Goldfrapp's Music Video Explores Gender Identity And Gives You Chills
"All the characters in these songs are trying to figure out who they are, where they're going, and why they are who they are."
London-based electro-pop duo Goldfrapp released it's sixth studio album Tales Of Us in the UK today.
They have also released a music video "Annabel," the second single off the album, which tells the story of one child's struggle with gender identity.
The lyrics include:
When you dream your only dream, you're Annabel
Sleep reminds you, takes you there, oh Annabel
Gentle whisper, endless winters, Annabel
Why've they couldn't let you be both, Annabel?
Land of the lines
Of the years below still lies
You are the truth they denied
Run like the sea
Tangled there in porcelain
Under the stars you begin
The video, shot mostly in muted black-and-white, draws you in instantly with its intense intimacy.
The band describes it as a "film about a girl trapped inside the body of a boy."
When the author listened to the finished song, she found herself overwhelmed:
I realized my work had entered a new place – it had become part of all music: it belonged in the communal air, not just in my body, or the writer's lair, anymore [...] I'd handed Alison Goldfrapp an egg and she'd held it until it bore an infinitesimal crack, and out of that space escaped the longed-for bird girl in each of us, and the bird girl had her wings and could fly.
The video features a child seeking solace in his treasured possessions and his own personal drawings.
The storyline picks up as you see a mother, played by Allison Goldfrapp herself, place something into a brown lunch bag.
The gift? A simple gold sequined dress.
The absolute joy caused by this simple gesture is translated on screen as the video bursts into full color for the remaining moments.

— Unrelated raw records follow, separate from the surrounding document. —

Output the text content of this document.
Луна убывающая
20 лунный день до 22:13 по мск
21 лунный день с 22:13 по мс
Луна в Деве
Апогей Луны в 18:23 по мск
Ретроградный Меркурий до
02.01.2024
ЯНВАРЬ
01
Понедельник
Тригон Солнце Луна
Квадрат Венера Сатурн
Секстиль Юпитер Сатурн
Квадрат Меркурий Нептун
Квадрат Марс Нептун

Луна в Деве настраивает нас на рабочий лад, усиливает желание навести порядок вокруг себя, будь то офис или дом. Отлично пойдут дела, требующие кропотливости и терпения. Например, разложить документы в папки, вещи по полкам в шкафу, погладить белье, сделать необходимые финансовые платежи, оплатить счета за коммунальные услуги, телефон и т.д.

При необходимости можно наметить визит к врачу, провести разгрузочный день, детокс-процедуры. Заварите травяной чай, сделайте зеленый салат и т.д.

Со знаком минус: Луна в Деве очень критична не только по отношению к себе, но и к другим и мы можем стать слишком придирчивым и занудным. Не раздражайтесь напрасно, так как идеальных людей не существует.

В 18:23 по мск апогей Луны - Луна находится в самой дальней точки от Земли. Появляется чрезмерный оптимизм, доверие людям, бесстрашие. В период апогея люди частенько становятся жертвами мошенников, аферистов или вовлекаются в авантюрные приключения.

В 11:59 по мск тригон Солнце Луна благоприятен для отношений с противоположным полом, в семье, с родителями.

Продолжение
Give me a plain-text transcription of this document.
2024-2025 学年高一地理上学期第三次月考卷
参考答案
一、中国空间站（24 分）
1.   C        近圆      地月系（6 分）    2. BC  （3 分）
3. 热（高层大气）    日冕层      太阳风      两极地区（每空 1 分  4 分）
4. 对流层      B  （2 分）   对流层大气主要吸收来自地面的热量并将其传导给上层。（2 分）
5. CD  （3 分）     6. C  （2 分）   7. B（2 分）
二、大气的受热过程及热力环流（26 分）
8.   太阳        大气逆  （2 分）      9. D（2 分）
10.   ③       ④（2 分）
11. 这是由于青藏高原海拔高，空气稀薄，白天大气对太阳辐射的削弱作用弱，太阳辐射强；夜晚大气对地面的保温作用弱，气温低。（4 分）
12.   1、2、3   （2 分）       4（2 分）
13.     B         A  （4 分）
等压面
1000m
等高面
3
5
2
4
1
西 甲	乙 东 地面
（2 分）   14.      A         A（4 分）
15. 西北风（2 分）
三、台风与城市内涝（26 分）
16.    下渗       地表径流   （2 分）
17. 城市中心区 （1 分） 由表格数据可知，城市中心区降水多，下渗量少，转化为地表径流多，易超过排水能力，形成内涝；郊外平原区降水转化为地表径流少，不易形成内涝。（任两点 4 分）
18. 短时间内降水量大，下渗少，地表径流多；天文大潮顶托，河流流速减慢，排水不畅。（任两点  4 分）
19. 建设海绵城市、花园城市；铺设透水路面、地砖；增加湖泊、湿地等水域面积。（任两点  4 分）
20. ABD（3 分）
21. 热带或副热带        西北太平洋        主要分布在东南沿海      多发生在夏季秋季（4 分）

Allison says of her music video:
It's very much about memory, identity and gender. I've always been fascinated by dual creatures, personas, people, personalities, and transformation. I think it's a theme that's pretty much always in fairy tales and horror, which I love. What struck me about Annabel is that the parents are in total denial of what their child is: this child has to choose in the end, and that's what society is making them do. Why can't you be both? I feel really strongly about that whole concept in so many things in life. All the characters in these songs are trying to figure out who they are, where they're going, and why they are who they are.